Thursday, 30 April 2015

My Skincare Routine

If you have met me you may be wondering why people might be interested in learning my skincare routine, I'll be honest, my skin doesn't look great, it's not especially smooth (I am 31, there are wrinkles) and I get the odd spot.  But the reason I wanted to share it with you is because for years I suffered with terrible eczema, particularly through my teenage years, it's sensitive, flare-ups of eczema still happen from time to time, but I know how to deal with them now without a load of toxic chemicals and I wanted to share my routine and the products that I use so that if you, or your child has a tendency towards eczema you can have some ideas of how to treat it without the use of prescription medicines.

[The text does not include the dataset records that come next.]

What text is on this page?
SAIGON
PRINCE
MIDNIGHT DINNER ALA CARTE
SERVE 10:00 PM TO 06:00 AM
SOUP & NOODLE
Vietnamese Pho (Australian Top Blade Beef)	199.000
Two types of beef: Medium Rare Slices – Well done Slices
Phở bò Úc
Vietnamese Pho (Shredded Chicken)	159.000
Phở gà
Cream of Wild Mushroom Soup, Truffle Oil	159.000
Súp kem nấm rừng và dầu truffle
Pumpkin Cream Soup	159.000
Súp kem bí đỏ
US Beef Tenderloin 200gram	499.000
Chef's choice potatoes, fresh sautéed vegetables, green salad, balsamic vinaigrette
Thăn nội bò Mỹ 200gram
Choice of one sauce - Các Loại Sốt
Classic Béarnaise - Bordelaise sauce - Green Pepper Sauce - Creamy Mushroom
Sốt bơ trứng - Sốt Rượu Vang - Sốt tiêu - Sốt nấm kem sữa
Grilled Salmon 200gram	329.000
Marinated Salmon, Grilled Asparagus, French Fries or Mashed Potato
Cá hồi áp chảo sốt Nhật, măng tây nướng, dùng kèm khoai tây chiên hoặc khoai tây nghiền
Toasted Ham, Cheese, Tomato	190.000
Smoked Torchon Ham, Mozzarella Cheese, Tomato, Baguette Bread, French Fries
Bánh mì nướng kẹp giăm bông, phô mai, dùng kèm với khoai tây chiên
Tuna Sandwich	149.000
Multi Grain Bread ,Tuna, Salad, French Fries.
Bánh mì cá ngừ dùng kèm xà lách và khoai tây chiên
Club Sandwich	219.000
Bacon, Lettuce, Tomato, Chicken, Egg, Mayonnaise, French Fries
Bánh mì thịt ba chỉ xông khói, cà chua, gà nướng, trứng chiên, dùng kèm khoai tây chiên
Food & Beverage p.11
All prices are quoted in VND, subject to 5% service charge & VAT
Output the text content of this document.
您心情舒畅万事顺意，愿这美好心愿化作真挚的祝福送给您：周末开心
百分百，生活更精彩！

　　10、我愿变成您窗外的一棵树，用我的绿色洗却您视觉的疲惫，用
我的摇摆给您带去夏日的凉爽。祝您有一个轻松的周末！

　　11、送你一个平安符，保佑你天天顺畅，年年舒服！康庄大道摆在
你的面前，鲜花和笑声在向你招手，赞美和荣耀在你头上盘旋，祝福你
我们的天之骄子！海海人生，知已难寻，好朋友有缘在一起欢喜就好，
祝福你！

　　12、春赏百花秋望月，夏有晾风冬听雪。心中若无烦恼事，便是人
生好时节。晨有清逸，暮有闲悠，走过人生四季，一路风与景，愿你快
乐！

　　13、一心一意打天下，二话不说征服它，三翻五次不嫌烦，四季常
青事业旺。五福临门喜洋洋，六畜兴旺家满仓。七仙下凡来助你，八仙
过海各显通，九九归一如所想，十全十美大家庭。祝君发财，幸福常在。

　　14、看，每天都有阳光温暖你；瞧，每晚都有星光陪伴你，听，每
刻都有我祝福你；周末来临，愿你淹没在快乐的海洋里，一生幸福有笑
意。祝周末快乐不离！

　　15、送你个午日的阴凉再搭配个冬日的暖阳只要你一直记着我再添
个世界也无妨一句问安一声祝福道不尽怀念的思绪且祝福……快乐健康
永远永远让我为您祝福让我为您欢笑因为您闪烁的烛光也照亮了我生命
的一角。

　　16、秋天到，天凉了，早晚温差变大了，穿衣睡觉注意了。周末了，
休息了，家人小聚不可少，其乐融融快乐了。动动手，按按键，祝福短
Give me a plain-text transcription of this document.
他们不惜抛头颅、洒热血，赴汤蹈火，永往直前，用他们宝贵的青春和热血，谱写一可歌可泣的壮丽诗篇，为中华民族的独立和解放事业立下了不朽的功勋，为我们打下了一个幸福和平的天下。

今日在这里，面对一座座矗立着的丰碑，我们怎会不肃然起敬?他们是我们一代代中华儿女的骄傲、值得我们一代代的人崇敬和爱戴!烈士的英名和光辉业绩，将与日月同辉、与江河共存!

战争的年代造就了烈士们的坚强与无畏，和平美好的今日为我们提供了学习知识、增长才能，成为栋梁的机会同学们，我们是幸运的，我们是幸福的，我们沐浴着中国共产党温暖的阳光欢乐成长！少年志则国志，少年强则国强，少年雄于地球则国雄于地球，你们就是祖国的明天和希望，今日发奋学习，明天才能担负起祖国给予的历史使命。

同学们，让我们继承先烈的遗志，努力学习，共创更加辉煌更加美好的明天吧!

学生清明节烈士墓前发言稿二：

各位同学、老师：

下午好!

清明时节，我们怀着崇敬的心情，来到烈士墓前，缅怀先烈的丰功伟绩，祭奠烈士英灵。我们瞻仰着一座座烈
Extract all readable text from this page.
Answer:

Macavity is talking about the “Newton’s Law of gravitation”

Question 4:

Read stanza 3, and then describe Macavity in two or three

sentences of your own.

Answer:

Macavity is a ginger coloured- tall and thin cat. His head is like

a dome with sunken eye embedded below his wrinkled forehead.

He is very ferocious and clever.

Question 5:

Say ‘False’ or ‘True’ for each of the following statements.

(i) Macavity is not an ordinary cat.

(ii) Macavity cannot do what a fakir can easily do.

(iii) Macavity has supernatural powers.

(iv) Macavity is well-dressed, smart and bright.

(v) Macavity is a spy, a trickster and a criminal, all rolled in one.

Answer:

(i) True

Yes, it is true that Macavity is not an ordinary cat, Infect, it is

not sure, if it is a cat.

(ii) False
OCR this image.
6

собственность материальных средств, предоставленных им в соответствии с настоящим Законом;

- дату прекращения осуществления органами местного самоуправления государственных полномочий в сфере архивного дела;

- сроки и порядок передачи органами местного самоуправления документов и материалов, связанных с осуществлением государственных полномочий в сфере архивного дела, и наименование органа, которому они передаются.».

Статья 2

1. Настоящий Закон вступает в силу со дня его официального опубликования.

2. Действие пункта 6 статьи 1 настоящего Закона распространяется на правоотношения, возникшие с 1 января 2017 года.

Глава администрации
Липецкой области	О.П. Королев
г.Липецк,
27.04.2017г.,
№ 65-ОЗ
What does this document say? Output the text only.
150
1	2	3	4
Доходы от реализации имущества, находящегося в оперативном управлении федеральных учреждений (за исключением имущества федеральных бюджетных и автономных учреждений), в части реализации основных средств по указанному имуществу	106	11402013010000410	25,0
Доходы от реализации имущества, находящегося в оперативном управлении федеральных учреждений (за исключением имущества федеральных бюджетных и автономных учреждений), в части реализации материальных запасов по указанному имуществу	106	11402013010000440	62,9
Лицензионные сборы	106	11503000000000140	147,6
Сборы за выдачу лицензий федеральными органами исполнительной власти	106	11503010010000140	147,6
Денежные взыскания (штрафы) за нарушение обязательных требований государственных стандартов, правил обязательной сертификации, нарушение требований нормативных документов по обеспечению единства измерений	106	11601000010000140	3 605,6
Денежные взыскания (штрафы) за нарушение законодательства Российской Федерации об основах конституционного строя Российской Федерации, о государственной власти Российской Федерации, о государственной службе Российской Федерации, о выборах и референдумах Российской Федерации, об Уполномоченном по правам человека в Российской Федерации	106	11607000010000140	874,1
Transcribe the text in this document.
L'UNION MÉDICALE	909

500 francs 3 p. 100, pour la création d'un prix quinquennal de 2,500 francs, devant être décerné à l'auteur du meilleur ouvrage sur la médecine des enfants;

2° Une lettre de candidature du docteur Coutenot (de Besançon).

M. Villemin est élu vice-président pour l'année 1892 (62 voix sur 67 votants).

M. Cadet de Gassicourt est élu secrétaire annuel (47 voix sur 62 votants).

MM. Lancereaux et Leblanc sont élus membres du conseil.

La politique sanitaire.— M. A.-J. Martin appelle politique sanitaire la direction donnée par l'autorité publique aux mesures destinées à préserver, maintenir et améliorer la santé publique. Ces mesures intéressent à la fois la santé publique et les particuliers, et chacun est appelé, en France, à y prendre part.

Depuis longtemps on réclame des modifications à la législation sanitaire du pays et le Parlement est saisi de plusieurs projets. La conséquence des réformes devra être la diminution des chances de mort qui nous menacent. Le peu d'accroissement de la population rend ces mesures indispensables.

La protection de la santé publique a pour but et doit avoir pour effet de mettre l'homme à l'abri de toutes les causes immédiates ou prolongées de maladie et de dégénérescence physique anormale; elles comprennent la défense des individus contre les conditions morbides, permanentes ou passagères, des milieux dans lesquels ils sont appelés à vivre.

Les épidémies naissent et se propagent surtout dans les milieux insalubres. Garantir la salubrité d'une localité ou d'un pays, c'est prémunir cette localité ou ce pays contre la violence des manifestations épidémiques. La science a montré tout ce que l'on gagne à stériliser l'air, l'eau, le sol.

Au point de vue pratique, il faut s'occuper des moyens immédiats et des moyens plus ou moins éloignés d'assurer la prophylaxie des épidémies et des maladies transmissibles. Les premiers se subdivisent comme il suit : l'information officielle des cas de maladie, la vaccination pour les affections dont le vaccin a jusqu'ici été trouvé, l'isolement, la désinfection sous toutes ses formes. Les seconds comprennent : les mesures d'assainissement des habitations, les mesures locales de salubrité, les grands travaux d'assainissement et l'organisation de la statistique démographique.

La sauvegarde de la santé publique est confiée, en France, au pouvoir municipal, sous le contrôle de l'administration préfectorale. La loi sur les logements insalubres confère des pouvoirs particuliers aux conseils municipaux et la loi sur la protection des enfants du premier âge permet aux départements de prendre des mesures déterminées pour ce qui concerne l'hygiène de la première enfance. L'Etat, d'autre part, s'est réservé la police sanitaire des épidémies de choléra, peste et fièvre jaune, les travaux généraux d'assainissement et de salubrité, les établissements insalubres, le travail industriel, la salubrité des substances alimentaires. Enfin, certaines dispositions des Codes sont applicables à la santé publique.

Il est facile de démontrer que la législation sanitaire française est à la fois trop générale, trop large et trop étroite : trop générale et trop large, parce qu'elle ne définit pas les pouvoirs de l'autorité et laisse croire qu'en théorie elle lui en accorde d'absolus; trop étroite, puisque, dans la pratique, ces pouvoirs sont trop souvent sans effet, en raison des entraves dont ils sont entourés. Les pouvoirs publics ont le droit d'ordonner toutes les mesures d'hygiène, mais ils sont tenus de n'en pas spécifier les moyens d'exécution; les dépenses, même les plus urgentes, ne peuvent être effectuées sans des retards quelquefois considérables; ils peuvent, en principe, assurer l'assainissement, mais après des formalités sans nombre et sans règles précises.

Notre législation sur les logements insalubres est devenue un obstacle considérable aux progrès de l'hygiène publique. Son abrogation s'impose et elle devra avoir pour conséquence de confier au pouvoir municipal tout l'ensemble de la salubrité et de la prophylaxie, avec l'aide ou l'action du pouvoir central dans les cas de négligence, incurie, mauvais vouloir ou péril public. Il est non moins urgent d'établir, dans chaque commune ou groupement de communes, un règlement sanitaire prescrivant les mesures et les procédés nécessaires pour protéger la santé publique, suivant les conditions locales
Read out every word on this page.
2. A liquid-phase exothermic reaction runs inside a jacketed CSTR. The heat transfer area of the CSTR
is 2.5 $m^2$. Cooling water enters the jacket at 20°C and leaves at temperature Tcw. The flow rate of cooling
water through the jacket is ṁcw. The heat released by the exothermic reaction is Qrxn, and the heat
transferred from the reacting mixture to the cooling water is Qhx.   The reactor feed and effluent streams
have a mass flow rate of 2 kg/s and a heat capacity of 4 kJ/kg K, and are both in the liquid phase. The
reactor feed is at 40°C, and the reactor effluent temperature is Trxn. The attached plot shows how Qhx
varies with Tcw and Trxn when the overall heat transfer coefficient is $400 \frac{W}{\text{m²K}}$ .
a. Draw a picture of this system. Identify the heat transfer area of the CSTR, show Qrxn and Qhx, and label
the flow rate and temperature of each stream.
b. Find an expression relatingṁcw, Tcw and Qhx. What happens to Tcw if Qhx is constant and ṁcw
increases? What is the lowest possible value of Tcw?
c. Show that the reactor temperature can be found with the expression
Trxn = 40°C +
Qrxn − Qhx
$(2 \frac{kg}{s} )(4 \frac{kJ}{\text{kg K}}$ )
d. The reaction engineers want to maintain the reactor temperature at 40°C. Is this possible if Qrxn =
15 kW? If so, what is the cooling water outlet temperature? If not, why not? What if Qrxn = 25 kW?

It all began a few years ago when I read a book called Skin Deep by Pat Thomas.  Until then I had been using Nivea soft as my main moisturiser and rather shockingly (but at the time I didn't think that much of it) after applying it my skin would burn (why did I think this was ok?!)

After reading the book I realised the damage I was causing to my skin and body by slathering it with chemicals, and not just my moisturiser but also toothpaste, deodorant and shampoo.  I immediately switched to using natural oils on my skin and gradually changed all my other toiletries to more natural products too.  There was definitely a transition period with my skin where it felt dreadful, it lasted about a week but once I got through that, I haven't looked back.  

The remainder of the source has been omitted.